Внезапно Надежда Васильевна нахмурилась.

– Сашка, а ну-ка повернись, – попросила она мужа.

– А это тебе зачем? – вскинул брови Александр Петрович. – Неужели давно не видела меня в таком виде?

– А вот представь, не видела. Поворачивайся говорю тебе, – не унималась Надежда Васильевна.

– Ну, поворачиваюсь, – Александр Петрович развернулся на триста шестьдесят градусов.

– Сашенька, Бог мой. Да ты никак похудел, – всплеснула руками Надежда Васильевна. – И как это я не заметила раньше. Кожа висит, словно тебе не шестьдесят, а сто шестьдесят лет. Это все твое "не хочется кушать".

– Старый я.
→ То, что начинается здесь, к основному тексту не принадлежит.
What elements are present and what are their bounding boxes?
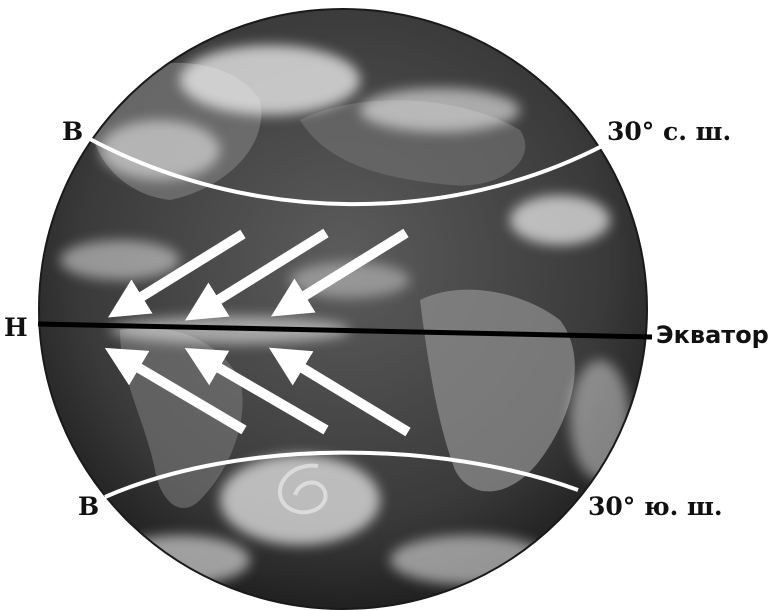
equator-label: Экватор [656,321,769,349]
equator-line [37,321,653,340]
arrow-north-2 [185,228,329,321]
arrow-south-2 [184,347,329,435]
northern-trade-wind-arrows [107,228,409,321]
arrow-south-1 [104,347,247,435]
north-30-latitude-line [87,136,605,207]
arrow-north-3 [270,228,409,317]
south-latitude-label: 30° ю. ш. [588,492,723,521]
arrow-south-3 [268,347,411,437]
cyclone-swirl [277,463,328,515]
arrow-north-1 [107,229,246,318]
south-high-pressure-label: В [78,492,99,521]
southern-trade-wind-arrows [104,347,411,437]
north-high-pressure-label: В [62,117,83,146]
low-pressure-label: Н [4,313,28,342]
africa-landmass [420,289,575,492]
south-30-latitude-line [104,450,579,499]
north-latitude-label: 30° с. ш. [607,117,731,146]
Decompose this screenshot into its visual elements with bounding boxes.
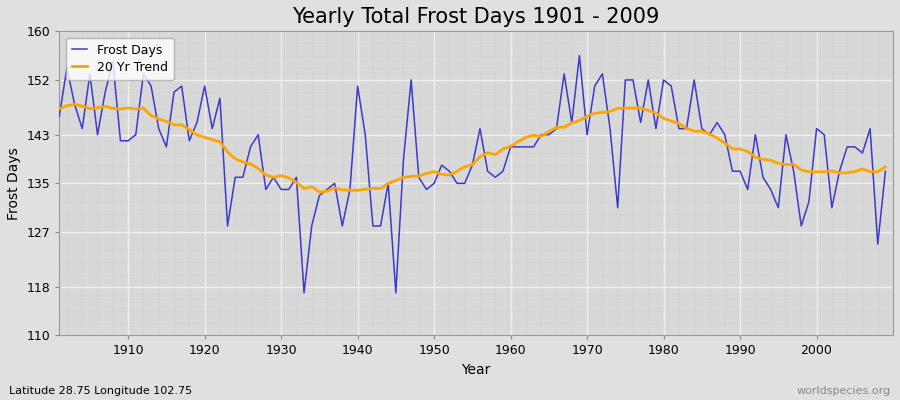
- Frost Days: [299, 290, 310, 295]
- Frost Days: [505, 144, 516, 149]
- Title: Yearly Total Frost Days 1901 - 2009: Yearly Total Frost Days 1901 - 2009: [292, 7, 660, 27]
- Frost Days: [880, 169, 891, 174]
- Frost Days: [115, 138, 126, 143]
- Frost Days: [612, 205, 623, 210]
- 20 Yr Trend: [54, 106, 65, 111]
- 20 Yr Trend: [612, 106, 623, 111]
- Frost Days: [284, 187, 294, 192]
- Legend: Frost Days, 20 Yr Trend: Frost Days, 20 Yr Trend: [66, 38, 174, 80]
- 20 Yr Trend: [880, 164, 891, 169]
- Line: Frost Days: Frost Days: [59, 56, 886, 293]
- Y-axis label: Frost Days: Frost Days: [7, 147, 21, 220]
- 20 Yr Trend: [345, 188, 356, 192]
- X-axis label: Year: Year: [462, 363, 490, 377]
- Frost Days: [54, 114, 65, 119]
- 20 Yr Trend: [314, 190, 325, 194]
- 20 Yr Trend: [513, 139, 524, 144]
- Frost Days: [513, 144, 524, 149]
- Line: 20 Yr Trend: 20 Yr Trend: [59, 104, 886, 192]
- Text: worldspecies.org: worldspecies.org: [796, 386, 891, 396]
- Frost Days: [337, 224, 347, 228]
- 20 Yr Trend: [122, 106, 133, 110]
- Frost Days: [574, 53, 585, 58]
- 20 Yr Trend: [291, 180, 302, 185]
- Text: Latitude 28.75 Longitude 102.75: Latitude 28.75 Longitude 102.75: [9, 386, 192, 396]
- 20 Yr Trend: [69, 102, 80, 107]
- 20 Yr Trend: [520, 135, 531, 140]
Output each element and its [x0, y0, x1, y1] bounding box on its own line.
Вот и худею, – сказал Александр Петрович. – Ты что разве не знаешь, что в старости люди вниз растут, а не вверх. Так и у меня. Сужаюсь, а не расширяюсь, – рассмеялся Александр Петрович собственной шутке. Но Надежде Васильевне его шутка совершенно не понравилась.

– Только скажи мне еще раз "не хочу кушать", я тебе дам не хочу. Шарик и тот ест больше, чем ты. А ты же взрослый мужчина, тебе надо хорошо питаться.

– Как скажешь, Надюша, – ответил Александр Петрович. – Ну что, я могу лечь в кровать или мне и дальше быть моделью на подиуме?

– Ложись уже, несчастье ты мое, – сказала Надежда Васильевна, заворачиваясь в одеяло. – Шарик – первое несчастье, а ты – второе. Что мне с вами делать? Не любила бы, выгнала бы на улицу обоих, может образумились бы.

– Эх, Надюша, – сказал Александр Петрович, гася свет в спальне. – Несчастье плюс несчастье и будет тебе одно большое счастье.

– Ой, счастье ты мое. Забирайся под одеяло. Нечего голяком по комнате расхаживать. Простудишься. И на чьи это руки? На мои опять же.

– Ну, не бурчи, не бурчи, – сказал Александр Петрович, забираясь под одеяло и обнимая жену. – Спокойной ночи, Надюша. Как-то оно да будет. Когда-то все образумится.

– Твои слова да Богу в уши. Спокойной ночи, Сашенька, – отозвалась Надежда Васильевна, прижимаясь к мужу.